Imports and export comparisons with 2022 were distorted by the impact of weak demand and activity last year during one of China’s harsh Covid pandemic lockdowns, especially in the huge Shanghai area.
Even though the World Bank lifted its 2023 global economic forecast on Tuesday, the news won’t be much comfort to China with a forecast for world trade to weaken significantly over the next year.
The bank predicts that global trade will slow markedly this year and also predicted there would be a sharp drop in the price of energy and other commodities this year and next.
World trade, which rose 11% in 2021, 6% in 2022, is now forecast to slow to just 1.7% growth this year and edge back up to 2.8% in 2023. That will leave it bouncing along the bottom until well into 2025.
That sluggish growth will hurt China despite the World Bank upgrading the country’s growth prospects this year.
The bank forecast that the international economy will expand just 2.1% in 2023 (up from 1.7% in January’s forecast) after growing 3.1% in 2022. Growth though will edge up to 2.4% next year in the new forecast, down from 2.7% in January’s outlook.
Growth is then forecast to recover to 3% in 2025, meaning it will be a fraction short of 2022’s level.
Some of the improvement this year and next has come from an upgrade to US growth.
In its report Tuesday, the World Bank lifted its US economic growth this year to 1.1%, more than double the growth rate forecast in January.
The bank said the US economy has continued to generate unexpectedly robust job gains — employers added 339,000 workers in May, far more than economists had forecast — even though the Fed has raised the key federal funds rate 10 times in the past 15 months.
But the bank halved America’s 2024 growth forecast to just 0.8% which would be significantly slower than the March, 2023 growth rate of 1.3% (and a tough number for an election year).

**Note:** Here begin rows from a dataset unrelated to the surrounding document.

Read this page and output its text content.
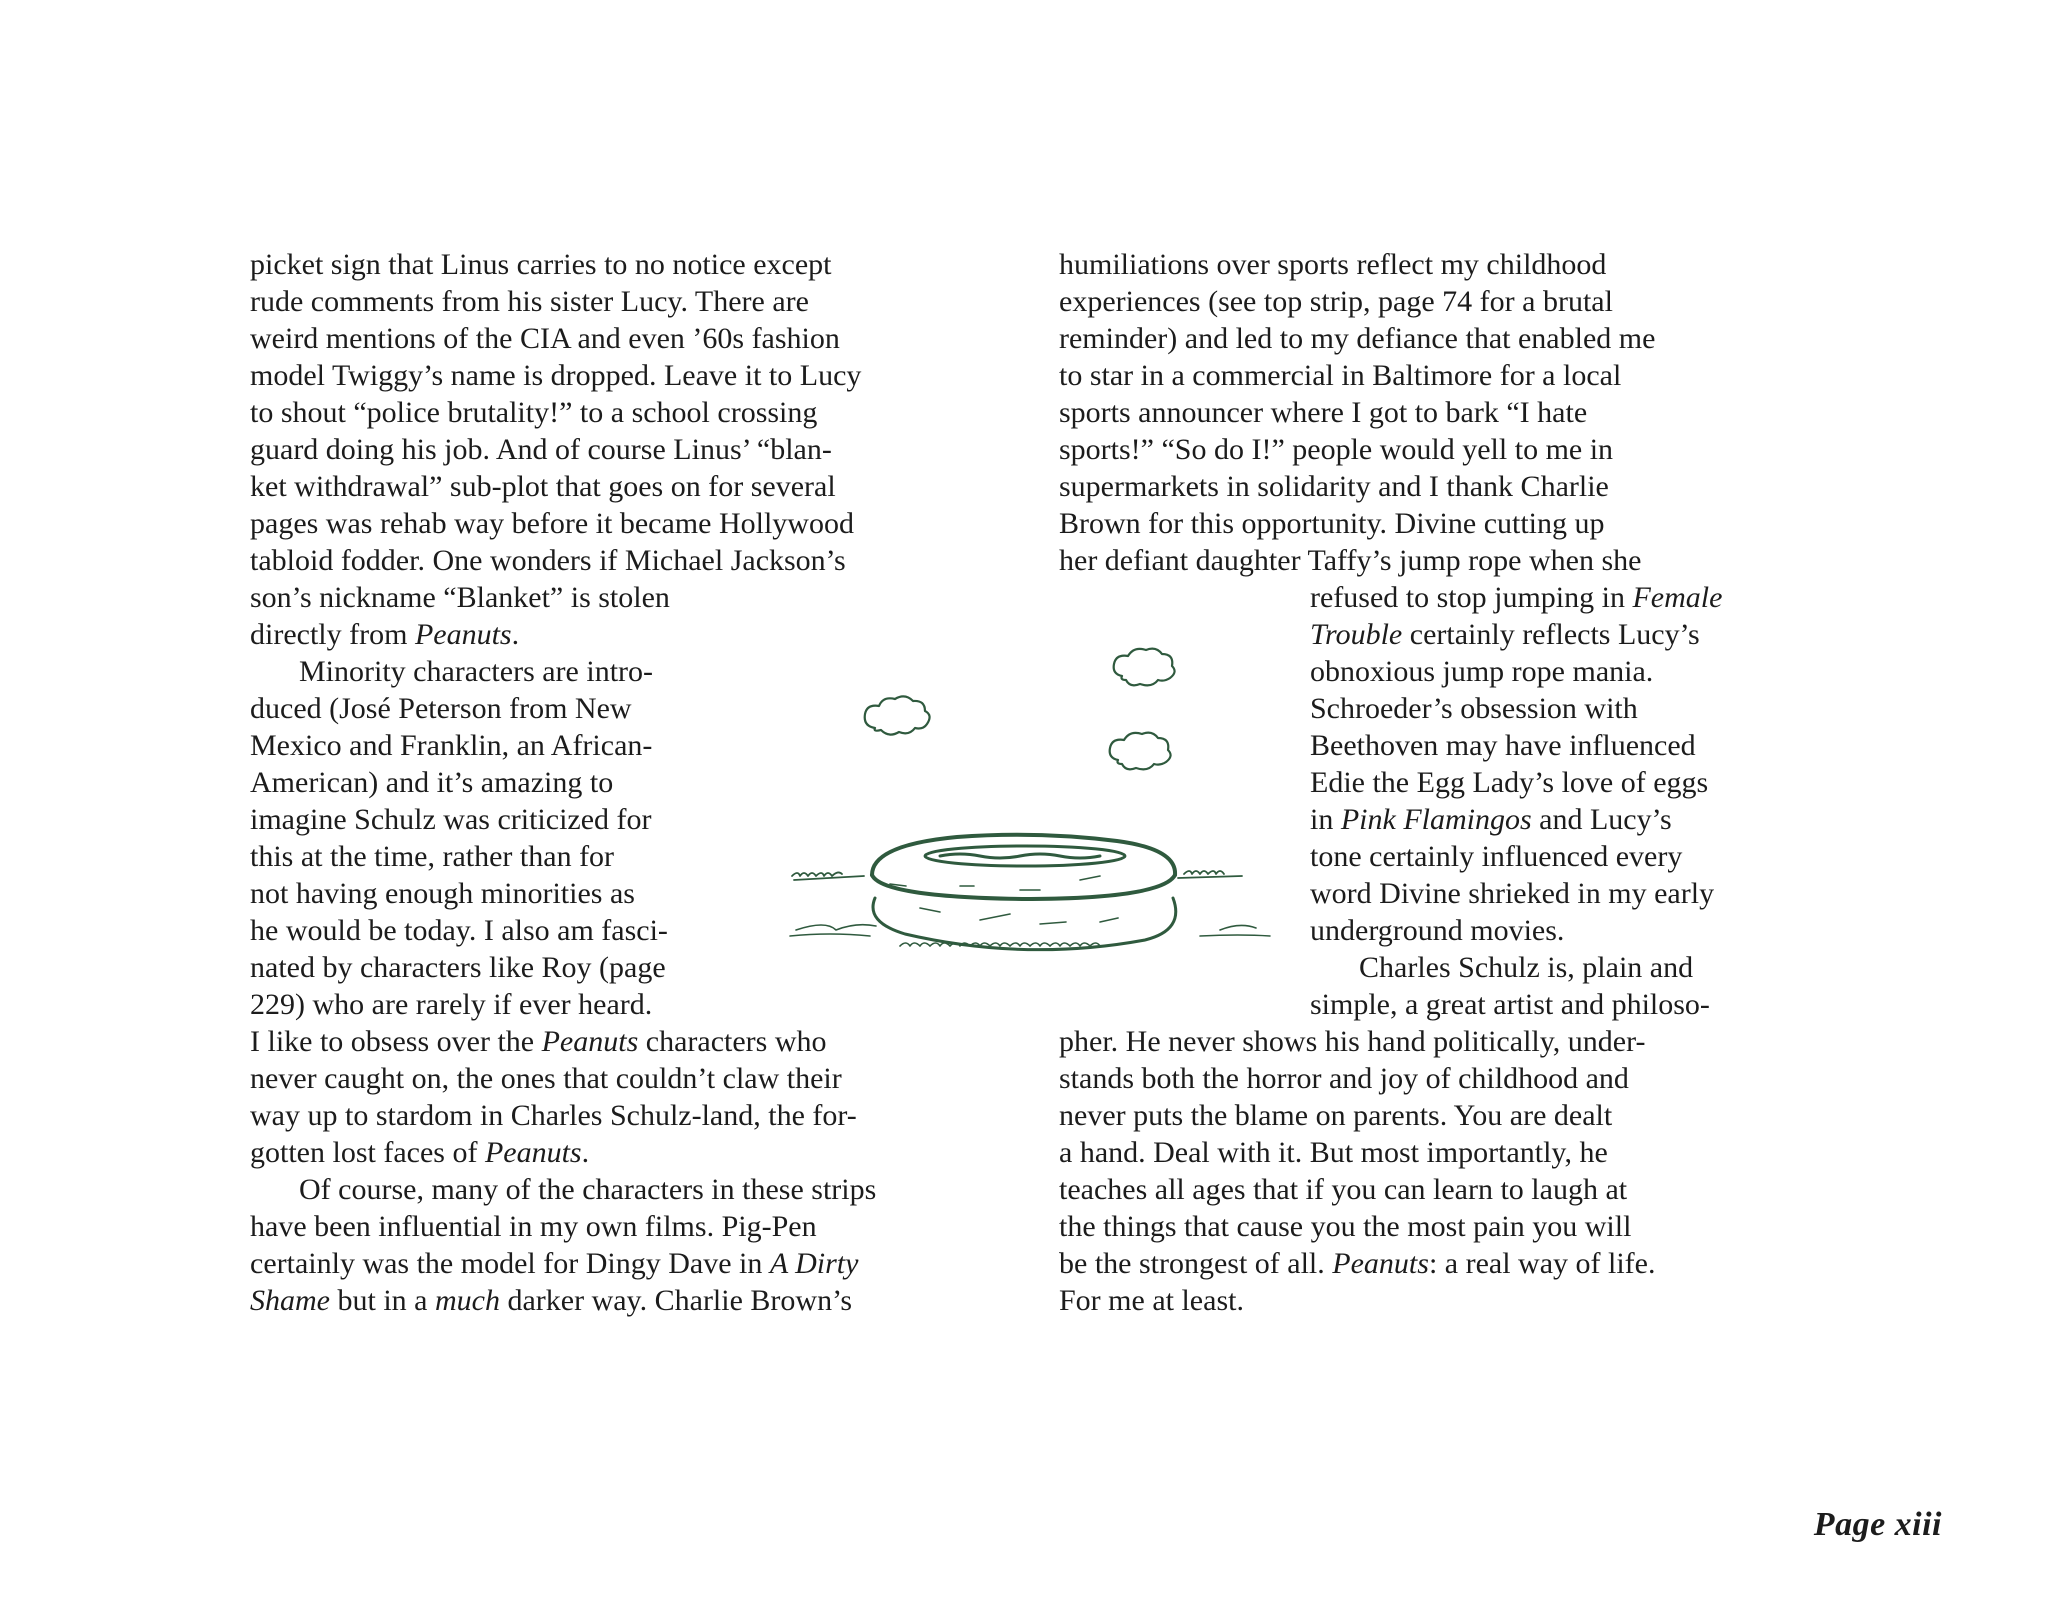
picket sign that Linus carries to no notice except
rude comments from his sister Lucy. There are
weird mentions of the CIA and even ’60s fashion
model Twiggy’s name is dropped. Leave it to Lucy
to shout “police brutality!” to a school crossing
guard doing his job. And of course Linus’ “blan-
ket withdrawal” sub-plot that goes on for several
pages was rehab way before it became Hollywood
tabloid fodder. One wonders if Michael Jackson’s
son’s nickname “Blanket” is stolen
directly from Peanuts.
Minority characters are intro-
duced (José Peterson from New
Mexico and Franklin, an African-
American) and it’s amazing to
imagine Schulz was criticized for
this at the time, rather than for
not having enough minorities as
he would be today. I also am fasci-
nated by characters like Roy (page
229) who are rarely if ever heard.
I like to obsess over the Peanuts characters who
never caught on, the ones that couldn’t claw their
way up to stardom in Charles Schulz-land, the for-
gotten lost faces of Peanuts.
Of course, many of the characters in these strips
have been influential in my own films. Pig-Pen
certainly was the model for Dingy Dave in A Dirty
Shame but in a much darker way. Charlie Brown’s
humiliations over sports reflect my childhood
experiences (see top strip, page 74 for a brutal
reminder) and led to my defiance that enabled me
to star in a commercial in Baltimore for a local
sports announcer where I got to bark “I hate
sports!” “So do I!” people would yell to me in
supermarkets in solidarity and I thank Charlie
Brown for this opportunity. Divine cutting up
her defiant daughter Taffy’s jump rope when she
refused to stop jumping in Female
Trouble certainly reflects Lucy’s
obnoxious jump rope mania.
Schroeder’s obsession with
Beethoven may have influenced
Edie the Egg Lady’s love of eggs
in Pink Flamingos and Lucy’s
tone certainly influenced every
word Divine shrieked in my early
underground movies.
Charles Schulz is, plain and
simple, a great artist and philoso-
pher. He never shows his hand politically, under-
stands both the horror and joy of childhood and
never puts the blame on parents. You are dealt
a hand. Deal with it. But most importantly, he
teaches all ages that if you can learn to laugh at
the things that cause you the most pain you will
be the strongest of all. Peanuts: a real way of life.
For me at least.
Page xiii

The eurozone, which represents the 20 countries that share the euro currency, is expected to post collective growth of 0.4% this year. That, too, marks a slight upgrade: In January, the World Bank had expected no growth at all for the eurozone this year.
But data out Wednesday is expected to show the eurozone saw negative growth in the 4th quarter of 2022 and the three months to the end of this March – a technical recession.

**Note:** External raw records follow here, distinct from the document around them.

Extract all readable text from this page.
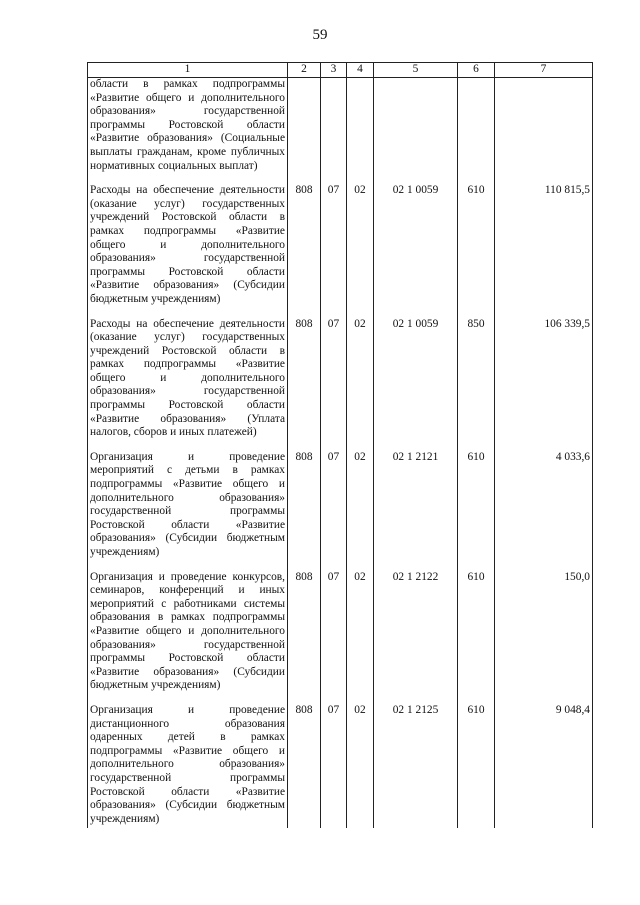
59
1	2	3	4	5	6	7
области в рамках подпрограммы «Развитие общего и дополнительного образования» государственной программы Ростовской области «Развитие образования» (Социальные выплаты гражданам, кроме публичных нормативных социальных выплат)						
Расходы на обеспечение деятельности (оказание услуг) государственных учреждений Ростовской области в рамках подпрограммы «Развитие общего и дополнительного образования» государственной программы Ростовской области «Развитие образования» (Субсидии бюджетным учреждениям)	808	07	02	02 1 0059	610	110 815,5
Расходы на обеспечение деятельности (оказание услуг) государственных учреждений Ростовской области в рамках подпрограммы «Развитие общего и дополнительного образования» государственной программы Ростовской области «Развитие образования» (Уплата налогов, сборов и иных платежей)	808	07	02	02 1 0059	850	106 339,5
Организация и проведение мероприятий с детьми в рамках подпрограммы «Развитие общего и дополнительного образования» государственной программы Ростовской области «Развитие образования» (Субсидии бюджетным учреждениям)	808	07	02	02 1 2121	610	4 033,6
Организация и проведение конкурсов, семинаров, конференций и иных мероприятий с работниками системы образования в рамках подпрограммы «Развитие общего и дополнительного образования» государственной программы Ростовской области «Развитие образования» (Субсидии бюджетным учреждениям)	808	07	02	02 1 2122	610	150,0
Организация и проведение дистанционного образования одаренных детей в рамках подпрограммы «Развитие общего и дополнительного образования» государственной программы Ростовской области «Развитие образования» (Субсидии бюджетным учреждениям)	808	07	02	02 1 2125	610	9 048,4
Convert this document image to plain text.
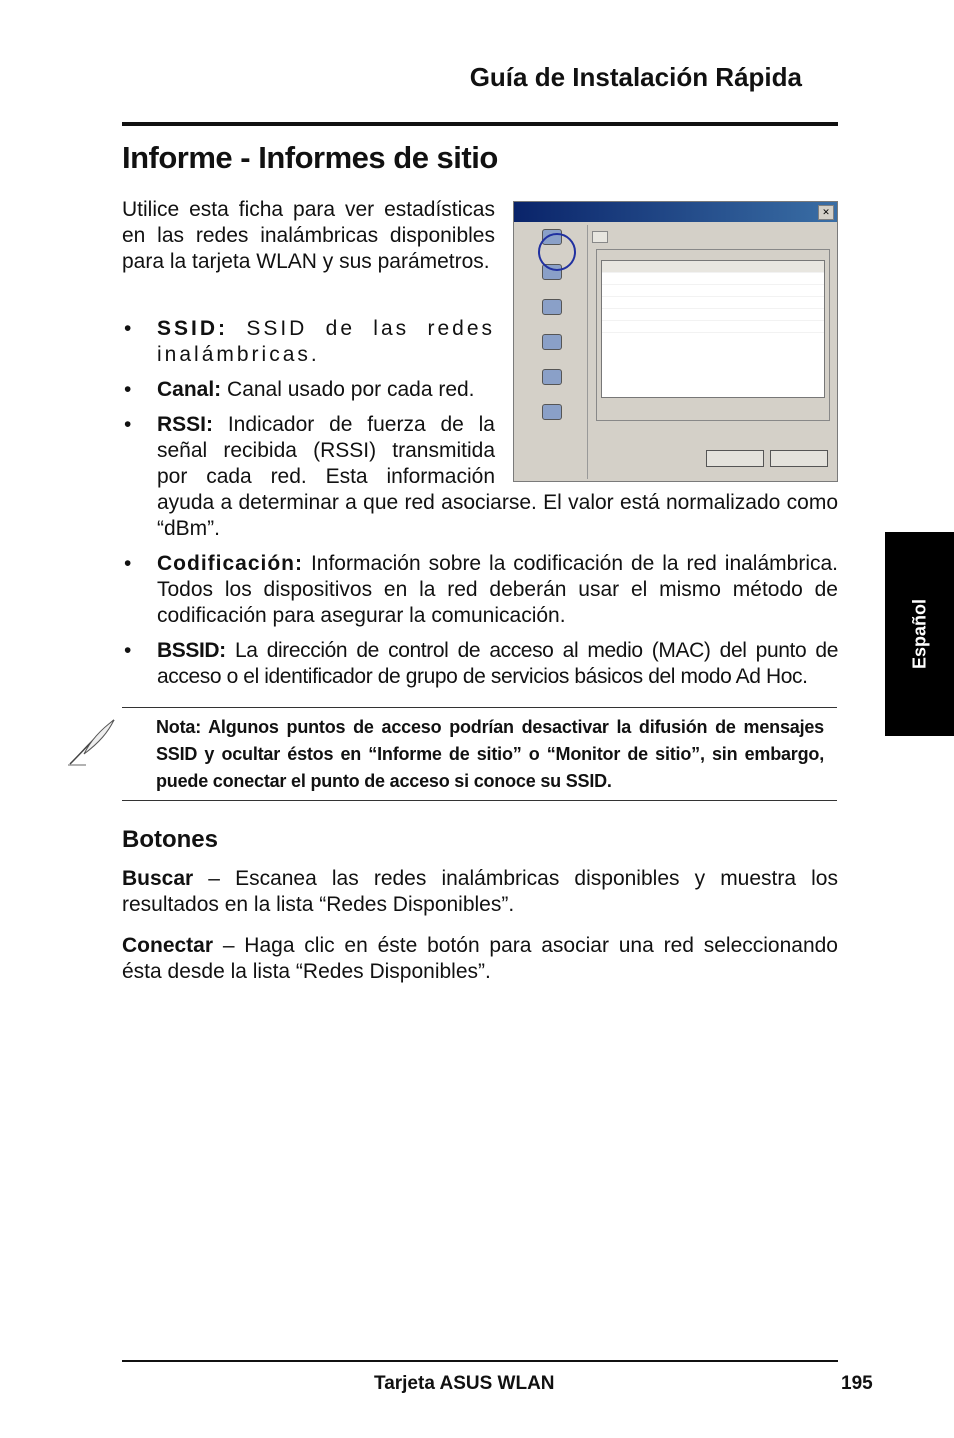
Guía de Instalación Rápida
Informe - Informes de sitio
Utilice esta ficha para ver estadísticas en las redes inalámbricas disponibles para la tarjeta WLAN y sus parámetros.
✕

• SSID: SSID de las redes inalámbricas.
• Canal: Canal usado por cada red.
• RSSI: Indicador de fuerza de la señal recibida (RSSI) transmitida por cada red. Esta información ayuda a determinar a que red asociarse. El valor está normalizado como “dBm”.
• Codificación: Información sobre la codificación de la red inalámbrica. Todos los dispositivos en la red deberán usar el mismo método de codificación para asegurar la comunicación.
• BSSID: La dirección de control de acceso al medio (MAC) del punto de acceso o el identificador de grupo de servicios básicos del modo Ad Hoc.
Nota: Algunos puntos de acceso podrían desactivar la difusión de mensajes SSID y ocultar éstos en “Informe de sitio” o “Monitor de sitio”, sin embargo, puede conectar el punto de acceso si conoce su SSID.
Botones
Buscar – Escanea las redes inalámbricas disponibles y muestra los resultados en la lista “Redes Disponibles”.
Conectar – Haga clic en éste botón para asociar una red seleccionando ésta desde la lista “Redes Disponibles”.
Español
Tarjeta ASUS WLAN	195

Europe, struggling with higher energy prices caused by the Ukraine war, enjoyed relief from a surprisingly warm winter, which reduced demand for heat and has helped curb inflation. The forecast was despite the tip into recession by the German economy in the March quarter.

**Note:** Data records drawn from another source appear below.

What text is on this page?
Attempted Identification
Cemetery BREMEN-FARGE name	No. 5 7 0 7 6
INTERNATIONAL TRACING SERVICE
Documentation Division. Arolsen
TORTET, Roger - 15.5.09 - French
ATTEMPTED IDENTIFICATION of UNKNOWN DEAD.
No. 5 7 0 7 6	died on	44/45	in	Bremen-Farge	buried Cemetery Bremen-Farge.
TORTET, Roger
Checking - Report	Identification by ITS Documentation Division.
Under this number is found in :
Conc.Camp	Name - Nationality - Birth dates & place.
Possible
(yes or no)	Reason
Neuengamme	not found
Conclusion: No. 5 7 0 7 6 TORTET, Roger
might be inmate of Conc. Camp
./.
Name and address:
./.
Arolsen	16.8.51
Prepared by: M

But the World Bank remains bullish on China (the forecast was issued before the latest very weak trade data was made public on Wednesday).
The World Bank now expects the Chinese economy to grow at 5.6% (up from 3% in 2022) The world’s second-biggest economy is now expected to grow 5.6% in 2023, up from 3% last year. But 2024’s forecast has been cut from 5% to 4.6%
The World Bank envisions Japan’s growth slowing to 0.8% this year from 1% in 2022.
It foresees India’s growth slowing to a still-strong 6.3% from 7.2% last year.